Francescoli idole de Zidane
Parmi les supporters olympiens, un a été particulièrement marqué par le touché de balle de l’Uruguayen. Il était alors à Cannes dans le cadre de sa formation mais son cœur était encore à la Castellane. Zinédine Zidane était, en effet, un grand admirateur de Francescoli. « Tout ce qu’il faisait sur le terrain, je voulais le reproduire. J’aimais particulièrement son élégance, et en plus il jouait à l’OM, qui était mon club, je n’avais pas d’autre modèle, » glisse le champion du monde 1998. Le principal intéressé sur la question : « Entendre un joueur de cette trempe, qui était déjà une icône, dire qu’il allait te voir jouer tous les après-midis et que tu faisais ci et que tu disais ça, c’était très émouvant pour moi ».
Zidane n’était pas dans une démarche de fascination mais plutôt dans celle d’appropriation.

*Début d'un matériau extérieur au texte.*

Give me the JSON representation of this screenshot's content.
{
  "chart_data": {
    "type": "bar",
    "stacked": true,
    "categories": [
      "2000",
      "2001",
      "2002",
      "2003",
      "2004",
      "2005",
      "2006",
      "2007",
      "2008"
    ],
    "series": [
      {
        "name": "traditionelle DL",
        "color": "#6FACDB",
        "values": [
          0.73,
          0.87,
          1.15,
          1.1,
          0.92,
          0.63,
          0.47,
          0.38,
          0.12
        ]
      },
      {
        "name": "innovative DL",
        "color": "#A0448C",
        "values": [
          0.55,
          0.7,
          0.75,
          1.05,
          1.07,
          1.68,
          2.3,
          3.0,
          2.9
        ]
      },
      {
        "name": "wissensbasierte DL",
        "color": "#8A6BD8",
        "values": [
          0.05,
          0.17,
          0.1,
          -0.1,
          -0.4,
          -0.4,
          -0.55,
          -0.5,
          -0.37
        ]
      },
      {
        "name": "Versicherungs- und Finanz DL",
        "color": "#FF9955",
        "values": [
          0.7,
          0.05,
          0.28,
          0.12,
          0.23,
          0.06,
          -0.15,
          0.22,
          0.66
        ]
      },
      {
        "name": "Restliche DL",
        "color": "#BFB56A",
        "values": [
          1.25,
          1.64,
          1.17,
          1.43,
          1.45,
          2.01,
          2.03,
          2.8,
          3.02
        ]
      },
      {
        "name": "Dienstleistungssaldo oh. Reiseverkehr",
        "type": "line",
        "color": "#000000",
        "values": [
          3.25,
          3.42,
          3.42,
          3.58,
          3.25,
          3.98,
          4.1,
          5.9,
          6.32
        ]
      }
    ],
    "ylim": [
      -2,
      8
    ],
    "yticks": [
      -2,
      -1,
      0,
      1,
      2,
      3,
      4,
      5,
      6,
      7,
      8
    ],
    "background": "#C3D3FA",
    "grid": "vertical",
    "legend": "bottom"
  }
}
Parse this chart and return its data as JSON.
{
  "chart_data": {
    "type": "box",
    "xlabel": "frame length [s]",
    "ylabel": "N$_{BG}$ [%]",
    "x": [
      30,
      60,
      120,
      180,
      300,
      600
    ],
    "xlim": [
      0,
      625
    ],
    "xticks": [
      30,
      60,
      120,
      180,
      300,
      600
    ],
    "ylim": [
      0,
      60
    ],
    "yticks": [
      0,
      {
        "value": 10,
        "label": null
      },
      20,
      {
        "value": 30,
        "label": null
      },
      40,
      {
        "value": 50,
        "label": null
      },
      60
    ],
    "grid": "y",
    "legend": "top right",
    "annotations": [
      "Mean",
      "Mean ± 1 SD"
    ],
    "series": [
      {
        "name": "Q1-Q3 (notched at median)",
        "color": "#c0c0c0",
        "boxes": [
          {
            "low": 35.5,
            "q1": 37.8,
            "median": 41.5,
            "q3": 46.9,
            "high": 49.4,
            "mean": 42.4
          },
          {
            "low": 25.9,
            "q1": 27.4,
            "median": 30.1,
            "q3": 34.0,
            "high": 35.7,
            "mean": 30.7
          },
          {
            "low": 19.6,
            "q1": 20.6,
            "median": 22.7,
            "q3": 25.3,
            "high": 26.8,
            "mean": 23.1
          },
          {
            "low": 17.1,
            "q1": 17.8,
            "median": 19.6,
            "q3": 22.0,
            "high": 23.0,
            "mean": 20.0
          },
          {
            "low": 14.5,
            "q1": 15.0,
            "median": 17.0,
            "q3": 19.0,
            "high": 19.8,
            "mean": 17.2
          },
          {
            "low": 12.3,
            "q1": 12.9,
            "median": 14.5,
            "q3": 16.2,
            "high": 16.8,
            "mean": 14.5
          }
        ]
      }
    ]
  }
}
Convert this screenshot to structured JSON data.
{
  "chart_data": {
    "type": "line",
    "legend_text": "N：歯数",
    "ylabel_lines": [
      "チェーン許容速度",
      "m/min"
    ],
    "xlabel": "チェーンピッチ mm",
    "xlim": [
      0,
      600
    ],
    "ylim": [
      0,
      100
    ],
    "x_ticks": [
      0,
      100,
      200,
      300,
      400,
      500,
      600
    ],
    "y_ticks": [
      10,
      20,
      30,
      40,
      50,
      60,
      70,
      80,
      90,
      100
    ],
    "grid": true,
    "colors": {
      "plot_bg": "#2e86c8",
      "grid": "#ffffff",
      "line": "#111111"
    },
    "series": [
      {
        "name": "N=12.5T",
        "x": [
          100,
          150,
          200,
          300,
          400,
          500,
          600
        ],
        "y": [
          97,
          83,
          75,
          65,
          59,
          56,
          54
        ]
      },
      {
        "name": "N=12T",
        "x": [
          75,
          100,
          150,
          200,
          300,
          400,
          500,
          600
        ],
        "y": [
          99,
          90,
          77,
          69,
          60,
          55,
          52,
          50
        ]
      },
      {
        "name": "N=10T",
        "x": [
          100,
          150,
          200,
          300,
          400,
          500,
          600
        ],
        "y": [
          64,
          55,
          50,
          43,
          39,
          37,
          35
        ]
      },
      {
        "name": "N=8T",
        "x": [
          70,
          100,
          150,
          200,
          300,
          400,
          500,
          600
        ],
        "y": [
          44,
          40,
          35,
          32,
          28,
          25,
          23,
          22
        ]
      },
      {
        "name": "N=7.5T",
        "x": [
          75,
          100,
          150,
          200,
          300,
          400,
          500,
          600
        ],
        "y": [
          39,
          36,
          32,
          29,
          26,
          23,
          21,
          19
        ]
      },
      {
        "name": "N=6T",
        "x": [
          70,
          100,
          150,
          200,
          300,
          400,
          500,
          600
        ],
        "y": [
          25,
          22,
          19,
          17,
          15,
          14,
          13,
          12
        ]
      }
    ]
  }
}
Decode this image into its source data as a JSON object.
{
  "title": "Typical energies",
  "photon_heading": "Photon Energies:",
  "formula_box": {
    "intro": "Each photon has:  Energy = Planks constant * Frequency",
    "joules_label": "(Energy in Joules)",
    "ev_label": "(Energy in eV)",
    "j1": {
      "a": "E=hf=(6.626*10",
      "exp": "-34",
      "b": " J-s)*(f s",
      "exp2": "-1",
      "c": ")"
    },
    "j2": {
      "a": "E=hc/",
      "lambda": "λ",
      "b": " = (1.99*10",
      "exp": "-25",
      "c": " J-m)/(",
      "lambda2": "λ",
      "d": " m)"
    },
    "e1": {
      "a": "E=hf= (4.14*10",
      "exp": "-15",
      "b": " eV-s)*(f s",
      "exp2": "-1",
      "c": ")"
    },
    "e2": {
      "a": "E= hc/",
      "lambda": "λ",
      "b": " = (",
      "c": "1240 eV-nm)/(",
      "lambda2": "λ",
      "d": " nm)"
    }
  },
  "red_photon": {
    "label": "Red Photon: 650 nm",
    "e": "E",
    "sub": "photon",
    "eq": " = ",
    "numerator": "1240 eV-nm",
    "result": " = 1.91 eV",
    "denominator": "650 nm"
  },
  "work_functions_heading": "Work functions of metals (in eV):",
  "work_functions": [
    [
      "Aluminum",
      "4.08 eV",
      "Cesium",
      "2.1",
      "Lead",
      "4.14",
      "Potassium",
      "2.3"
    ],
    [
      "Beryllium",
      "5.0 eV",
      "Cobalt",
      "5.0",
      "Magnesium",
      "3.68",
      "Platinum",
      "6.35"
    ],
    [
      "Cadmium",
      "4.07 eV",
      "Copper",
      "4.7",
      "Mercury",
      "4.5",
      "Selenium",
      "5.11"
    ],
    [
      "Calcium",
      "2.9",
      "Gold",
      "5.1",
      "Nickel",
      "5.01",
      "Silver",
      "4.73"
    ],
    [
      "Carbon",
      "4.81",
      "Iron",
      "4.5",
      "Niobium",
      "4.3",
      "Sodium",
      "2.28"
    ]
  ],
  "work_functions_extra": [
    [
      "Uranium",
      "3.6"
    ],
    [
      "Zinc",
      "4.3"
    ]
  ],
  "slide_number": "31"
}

Il s’est inspiré de tous les faits et gestes de Francescoli. Des élégants dribbles aux frustrants coups de sang. Francescoli face au Chili en 1987, Zidane contre l’Italie en 2006. Des différences physiques notables mais un romantisme balle au pied les rassemblant. Roulette, aile de pigeon ou passement de jambes, le prince faisait tout cela avant Zizou. C’est cependant ce dernier qui récolta le plus de lauriers. Pourtant, il l’a fait sans le crier sur les toits. Ce n’est qu’en 1996, lorsque la Juventus de Zidane rencontre le River de Francescoli que l’on apprend l’admiration que voue le premier au second. Qu’il dort avec le maillot blanc à bande rouge lors des mises au vert. Plus tard, le fils ainé de Zinédine et Véronique se nommera Enzo en l’honneur de l’Urugayen.
Enzo Francescoli, c’est l’histoire d’un joueur ayant marqué plusieurs générations. La sienne tout d’abord grâce à son élégance qui semblait le faire voler sur le terrain. Celle, également, de tous les enfants qui ont vu ses dribbles chaloupés et ses frappes majestueuses. Zinédine Zidane était l’un d’eux. Un des adolescent qui l’admiraient, un des footballeurs qui s’en inspiraient, le seul à le dépasser. Lorsque ses deux coups de casque ont fait chavirer la France entière, Francescoli a dû le percevoir comme sa victoire. Lui, l’Uruguayen, qui n’a jamais pu remporter le si prestigieux trophée. Un palmarès moins fourni que celui de son élève mais une reconnaissance tout aussi gratifiante.